The EU Commission has responded to another measure taken by the Hungarian government far more sharply than it has to the abolition of press freedom. In autumn of last year, to alleviate the budget deficit, the Orban government introduced a so-called crisis tax, which applies mainly to large corporations in the areas of trade, finance, telecommunications and energy. This triggered a storm of indignation in German, French, Dutch and Austrian corporate headquarters, which have invested heavily in Hungary and benefited for years from tax breaks and subsidies.
In mid-December, the heads of 13 companies—including Deutsche Telekom, the insurance group Allianz, the energy companies E.oN, RWE and EnBW, and the retail group Rewe—sent a strongly worded letter to the EU Commission complaining about the attempt to balance the budget “on the backs of selected sectors and foreign companies.” The Hungarian government, the letter declared, was destroying “any basis of trust for future investment.”
The EU Commission reacted immediately. Already in October, two days after the announcement of the new tax, it had called on the Hungarian government to justify its position. In December, in response to the letter from the corporate executives, it initiated an official investigation.
The German government also sprang into action. Economics Minister Rainer Brüderle of the Free Democratic Party expressed “concern” and warned that costs primarily affecting foreign companies were “fundamentally problematic.”
The Orban government, which came to power on the basis of a right-wing populist and nationalist campaign, is using the taxation of foreign corporations primarily to placate its own political base. It is under tremendous economic pressure. Over the course of the next month, the government must submit a plan to restructure the budget. If the international financial markets are not convinced, the rating agencies will downgrade the country’s creditworthiness to “junk” status. The Budapest economist Gyorgy Barta summed up the situation by saying, “We are now just a step away from the abyss.”
Despite its nationalist rhetoric, the Orban regime is completely dependent on the international financial markets. Some 80 percent of all investments in Hungary come from the EU, a quarter from Germany alone.
With the abolition of press freedom and other dictatorial measures, it is preparing to impose its austerity programme on the backs of the working class. The EU Commission and European governments know this, and tacitly support any and all measures to suppress popular opposition.

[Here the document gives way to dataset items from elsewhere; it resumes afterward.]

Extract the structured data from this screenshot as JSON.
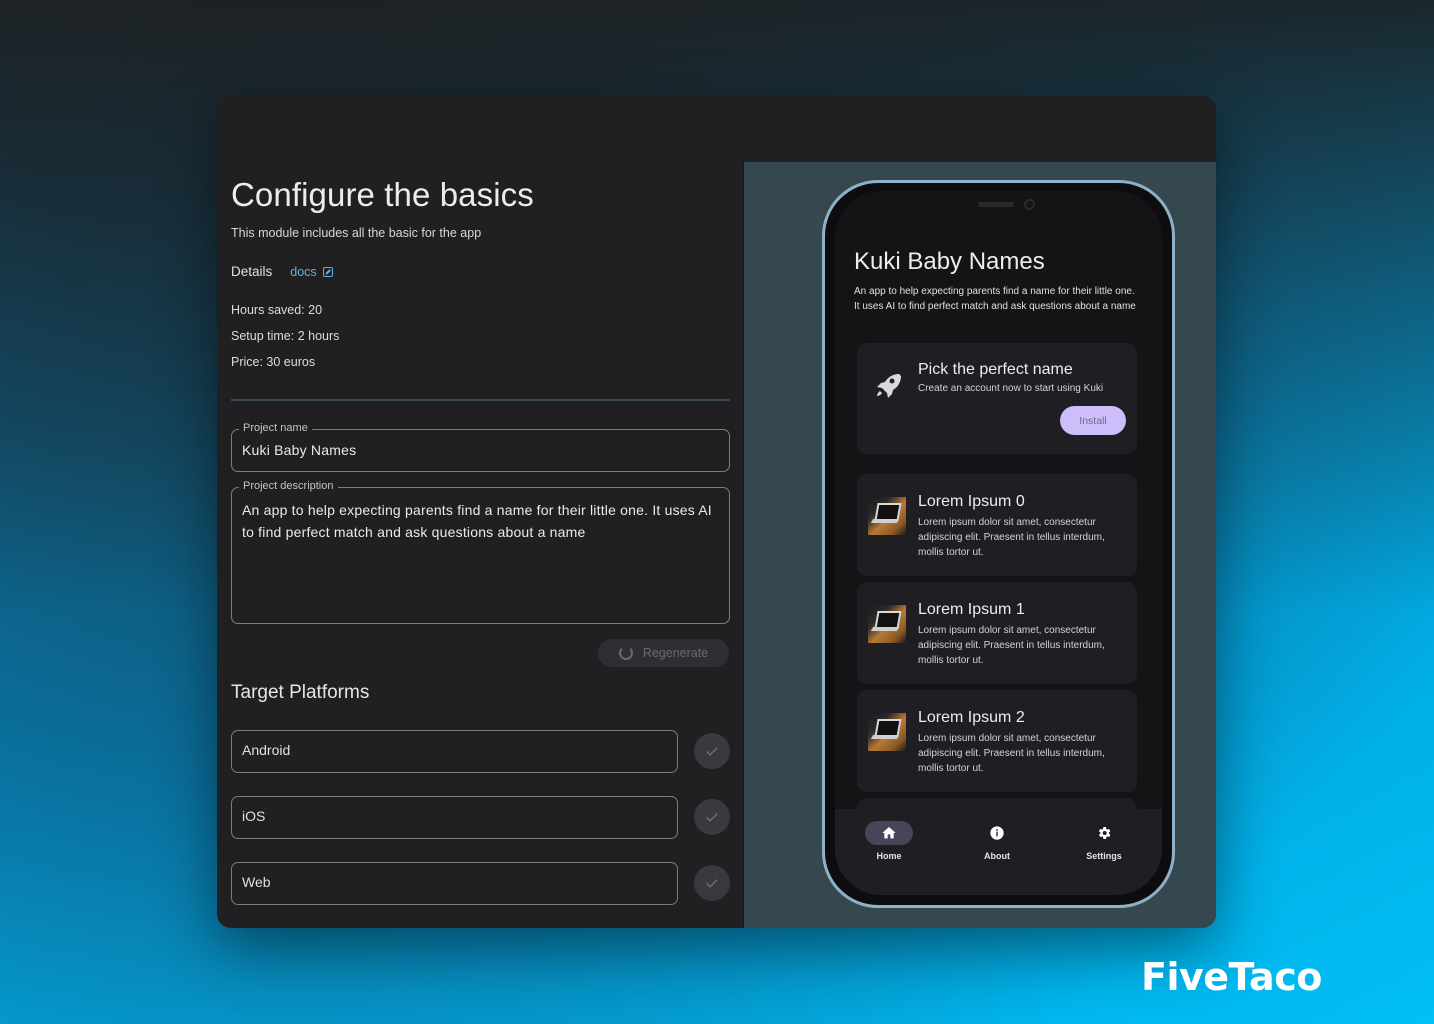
{
  "brand": "FiveTaco",
  "config": {
    "title": "Configure the basics",
    "subtitle": "This module includes all the basic for the app",
    "details_label": "Details",
    "docs_link": "docs",
    "stats": {
      "hours_saved": "Hours saved: 20",
      "setup_time": "Setup time: 2 hours",
      "price": "Price: 30 euros"
    },
    "project_name": {
      "label": "Project name",
      "value": "Kuki Baby Names"
    },
    "project_description": {
      "label": "Project description",
      "value": "An app to help expecting parents find a name for their little one. It uses AI to find perfect match and ask questions about a name"
    },
    "regenerate_label": "Regenerate",
    "platforms_title": "Target Platforms",
    "platforms": [
      {
        "name": "Android"
      },
      {
        "name": "iOS"
      },
      {
        "name": "Web"
      }
    ]
  },
  "preview": {
    "app_title": "Kuki Baby Names",
    "app_description": "An app to help expecting parents find a name for their little one. It uses AI to find perfect match and ask questions about a name",
    "hero": {
      "title": "Pick the perfect name",
      "subtitle": "Create an account now to start using Kuki",
      "button": "Install"
    },
    "items": [
      {
        "title": "Lorem Ipsum 0",
        "body": "Lorem ipsum dolor sit amet, consectetur adipiscing elit. Praesent in tellus interdum, mollis tortor ut."
      },
      {
        "title": "Lorem Ipsum 1",
        "body": "Lorem ipsum dolor sit amet, consectetur adipiscing elit. Praesent in tellus interdum, mollis tortor ut."
      },
      {
        "title": "Lorem Ipsum 2",
        "body": "Lorem ipsum dolor sit amet, consectetur adipiscing elit. Praesent in tellus interdum, mollis tortor ut."
      }
    ],
    "nav": [
      {
        "label": "Home",
        "icon": "home-icon",
        "active": true
      },
      {
        "label": "About",
        "icon": "info-icon",
        "active": false
      },
      {
        "label": "Settings",
        "icon": "gear-icon",
        "active": false
      }
    ],
    "accent": "#cdbdfb"
  }
}
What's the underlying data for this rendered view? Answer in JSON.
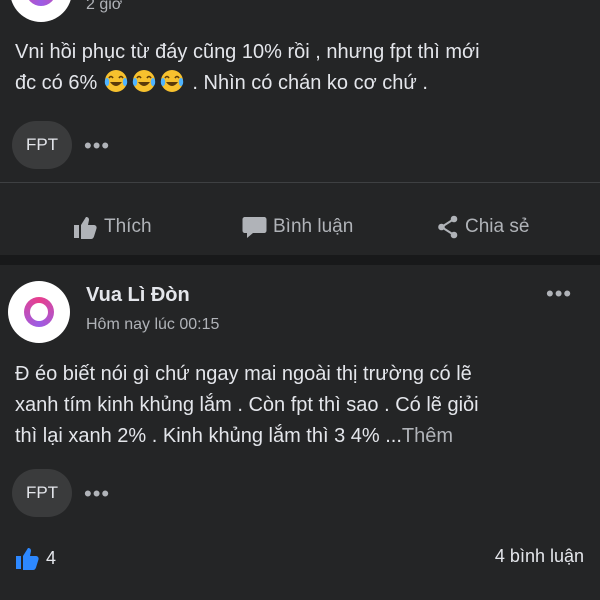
{
  "post1": {
    "timestamp": "2 giờ",
    "text_line1": "Vni hồi phục từ đáy cũng 10% rồi , nhưng fpt thì mới",
    "text_line2_prefix": "đc có 6%",
    "text_line2_suffix": ". Nhìn có chán ko cơ chứ .",
    "emoji_names": [
      "joy-emoji",
      "joy-emoji",
      "joy-emoji"
    ],
    "tag": "FPT",
    "more": "•••"
  },
  "actions": {
    "like": "Thích",
    "comment": "Bình luận",
    "share": "Chia sẻ"
  },
  "post2": {
    "author": "Vua Lì Đòn",
    "timestamp": "Hôm nay lúc 00:15",
    "text_line1": "Đ éo biết nói gì chứ ngay mai ngoài thị trường có lẽ",
    "text_line2": "xanh tím kinh khủng lắm . Còn fpt thì sao . Có lẽ giỏi",
    "text_line3": "thì lại xanh 2% . Kinh khủng lắm thì 3 4% ...",
    "see_more": "Thêm",
    "tag": "FPT",
    "more": "•••",
    "options": "•••",
    "like_count": "4",
    "comment_count": "4 bình luận"
  },
  "colors": {
    "background": "#242526",
    "text": "#e4e6eb",
    "muted": "#b0b3b8",
    "like_blue": "#2d88ff"
  }
}
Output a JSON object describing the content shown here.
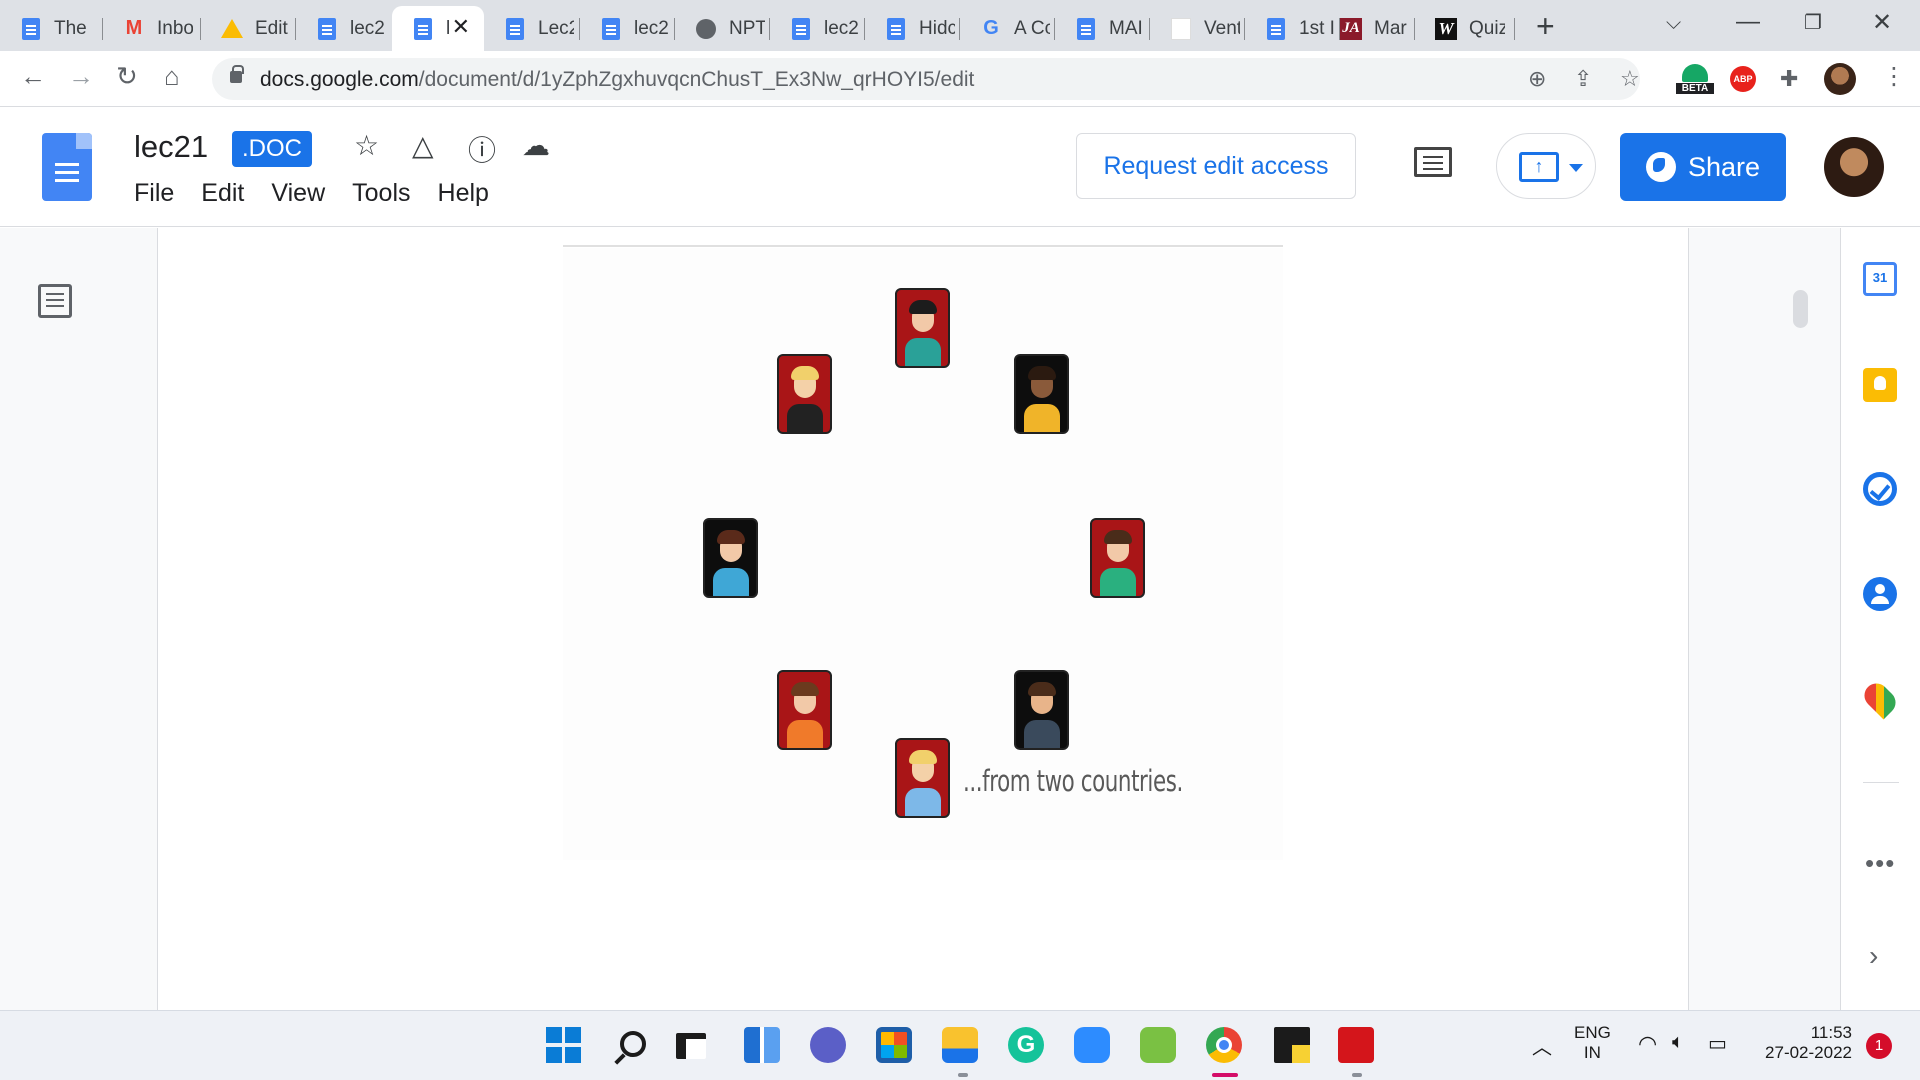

The social situation in Hungary is already catastrophic. A recent study found that more than 1 million of the country’s 10 million inhabitants are no longer able to pay their electricity, gas and heating bills on time. If they fall three months into arrears, they face being cut off.
The defence of democratic rights such as the freedom of the press is indivisible from the defence of the social rights of the working class. This requires a common struggle by the European working class on the basis of a revolutionary socialist programme against the dictatorship of the corporations and banks.